Eden
The train was only a four-hour trip, but it stopped several times along the route. Eden wouldn’t arrive in the Windy City until three PM. Aside from cutting and dyeing her hair, it was an
uneventful ride. There were only six passengers in her car, although more people would board at Galesburg. When the train chugged into the Galesburg station, passengers were encouraged to disembark for a few minutes. Eden bought an egg sandwich and coffee inside the station. Along with the remaining half of her PB&J, this might be her last meal for a long while. She spotted an abandoned newspaper on a bench in the train station and hurried over to pick it up.
It was the Galesburg newspaper, which didn’t cover news from Nauvoo. There wouldn’t be any mention of her leaving her husband and kids, but she paged through it anyway. A stab of pain ran through her when she thought of Teagan, Sariah, and Elijah. By now they’d know she had left them; she wondered what Porter had said about her. She hoped he’d explained she was just in Quincy visiting her parents, but she feared he’d told them that she was a bad mother who didn’t love them and had broken the Mormon covenant. And that she was no better than a criminal. She felt like one.

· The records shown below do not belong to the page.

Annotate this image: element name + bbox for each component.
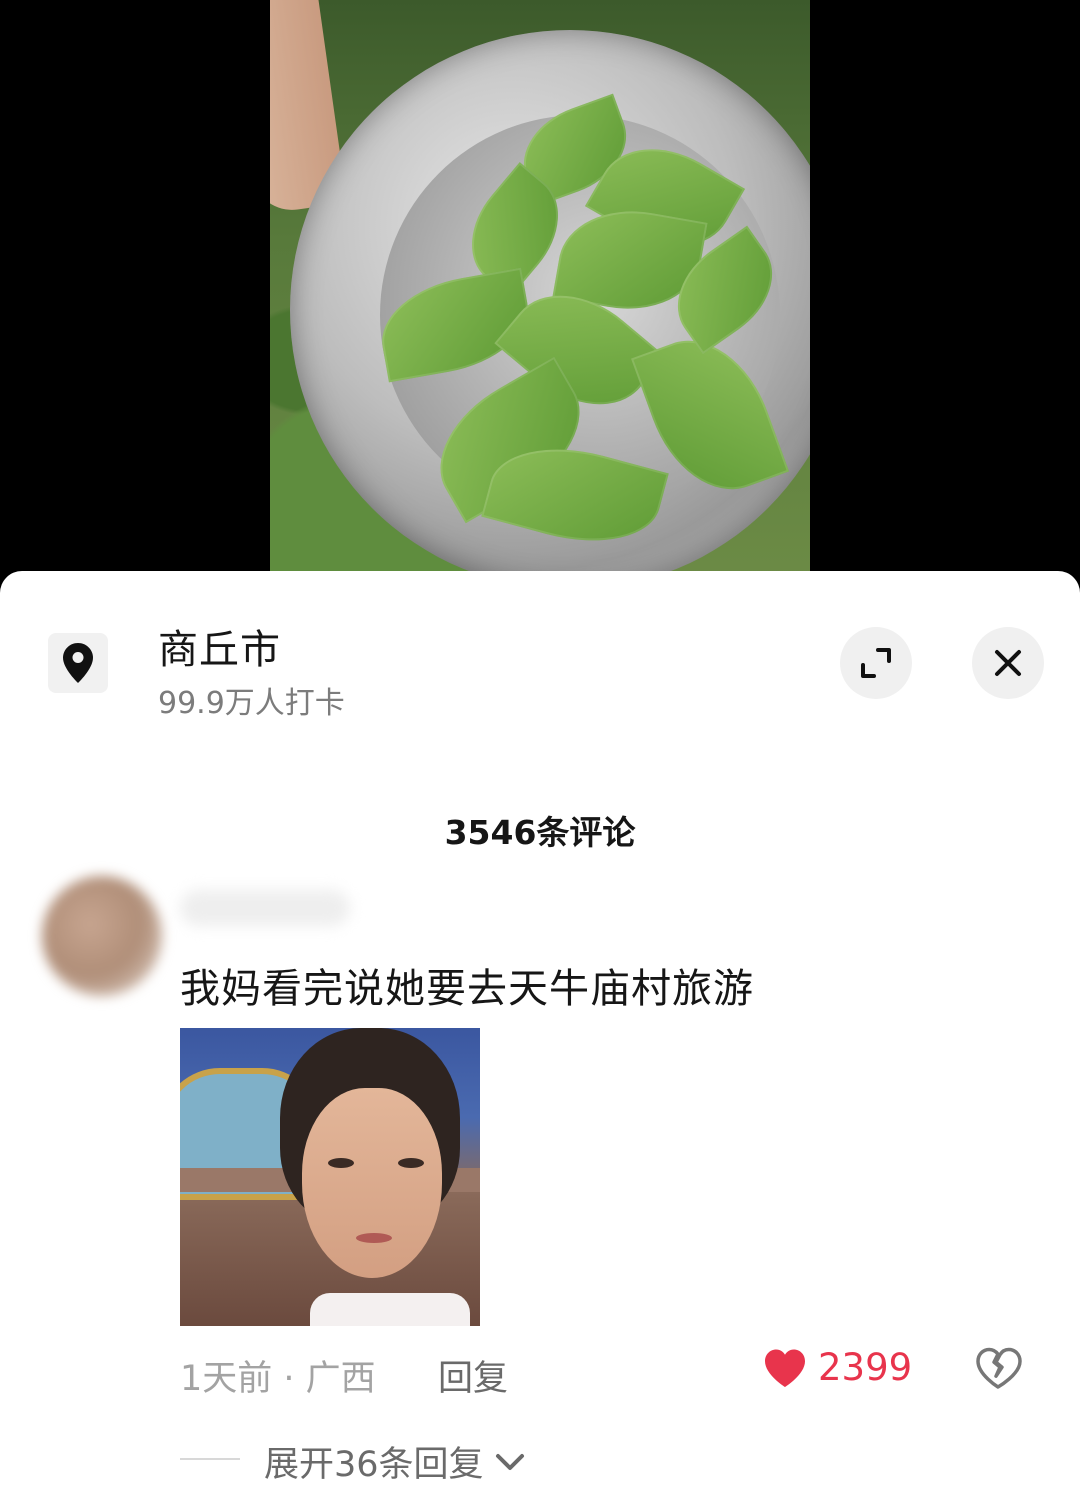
video-player[interactable] — [0, 0, 1080, 600]
video-frame — [270, 0, 810, 600]
like-count: 2399 — [818, 1346, 913, 1389]
comment-image-face — [302, 1088, 442, 1278]
dislike-button[interactable] — [974, 1346, 1022, 1394]
comment-image-eye-left — [328, 1158, 354, 1168]
comment-image[interactable] — [180, 1028, 480, 1326]
expand-button[interactable] — [840, 627, 912, 699]
avatar[interactable] — [42, 876, 162, 996]
chevron-down-icon — [495, 1453, 524, 1470]
reply-button[interactable]: 回复 — [438, 1350, 508, 1401]
close-icon — [995, 650, 1021, 676]
location-name[interactable]: 商丘市 — [158, 617, 281, 675]
location-icon-box[interactable] — [48, 633, 108, 693]
comment-count: 3546条评论 — [444, 813, 636, 852]
heart-icon — [765, 1349, 805, 1387]
expand-icon — [861, 648, 891, 678]
comment-meta: 1天前 · 广西 — [180, 1359, 376, 1399]
expand-replies-button[interactable]: 展开36条回复 — [264, 1436, 528, 1487]
location-pin-icon — [63, 643, 93, 683]
like-button[interactable]: 2399 — [762, 1346, 912, 1389]
divider-line — [180, 1458, 240, 1460]
expand-replies-label: 展开36条回复 — [264, 1445, 484, 1485]
username-blurred[interactable] — [180, 890, 350, 926]
broken-heart-icon — [976, 1347, 1022, 1389]
comment-image-collar — [310, 1293, 470, 1326]
close-button[interactable] — [972, 627, 1044, 699]
comment-image-mouth — [356, 1233, 392, 1243]
comment-image-eye-right — [398, 1158, 424, 1168]
comment-text: 我妈看完说她要去天牛庙村旅游 — [180, 966, 754, 1012]
location-checkins: 99.9万人打卡 — [158, 686, 345, 721]
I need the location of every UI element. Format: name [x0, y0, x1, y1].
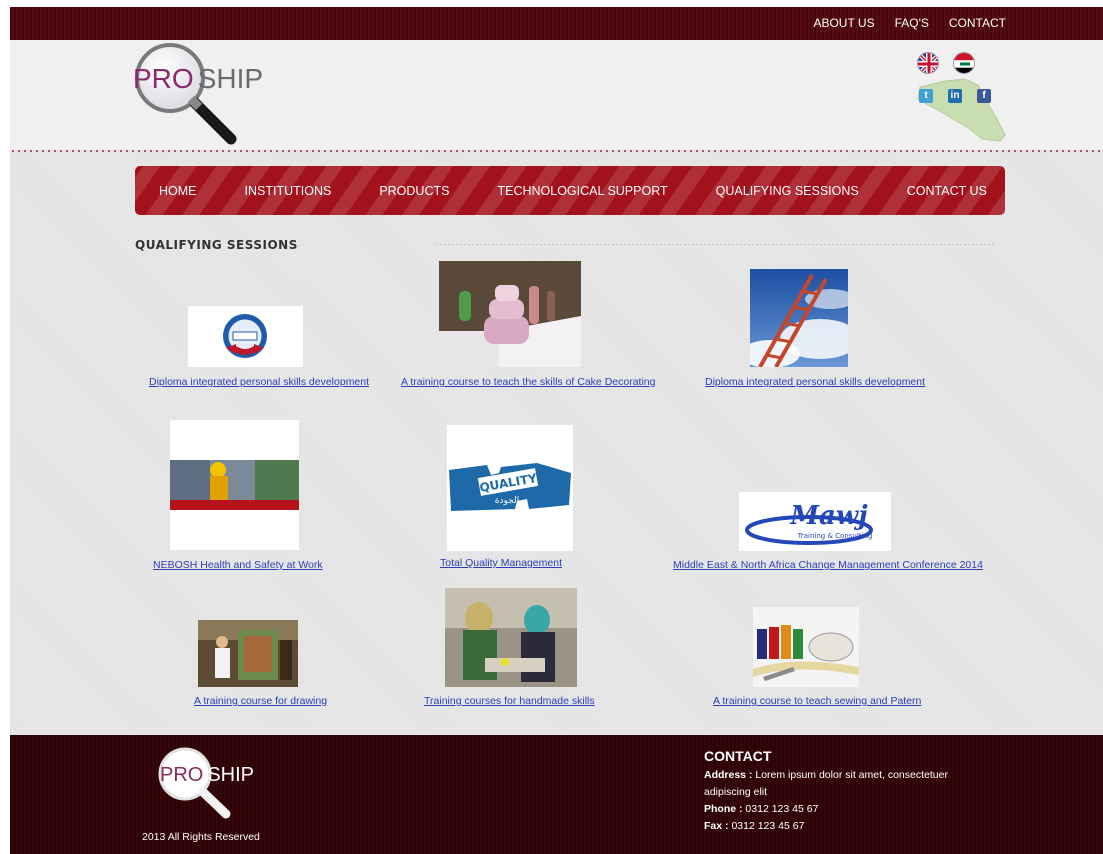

Eden—no, she had to start calling herself Patsy again. No—not Patsy, either. She needed a completely new name with no association to her past. She settled on Lisa. She’d always loved the name. She started repeating it to get used to it. “Lisa” had been to Chicago twice before. The first time was a graduation trip from her Quincy middle school. The second time was when she was a student at the University of Iowa. She and her boyfriend, Tony Mariano, had snuck into the city for a weekend.
The first time she’d seen all the sites—the Sears Tower, the Hancock, Navy Pier, the Bean in Millenium Park. They’d gone to the South Side Midway Plaisance, which, by virtue of hosting the world’s first Ferris wheel during the 1893 World’s Columbian Exposition, drew tourists from all over the world. A bus even drove them past Wrigley Field where the Cubs played.
The second time she was in Chicago she barely left the downtown motel she and Tony checked into. Patsy was deliriously in love with Tony. He was her first lover, and now that he’d taught her about sex, she wanted to do nothing but practice. He was a talker afterwards and was full of plans. They would get married and move to Chicago where they’d eventually buy a house. He planned to become a dentist—dentists made great money, he claimed—and UIC had an excellent school. Patsy was majoring in art history, but she wasn’t sure what she wanted to do.
After graduation, Tony enlisted in the army so the government would pay for most of dental school. After basic, he was posted to Iraq. Six months after that, he was blown up by an IED. Patsy was devastated.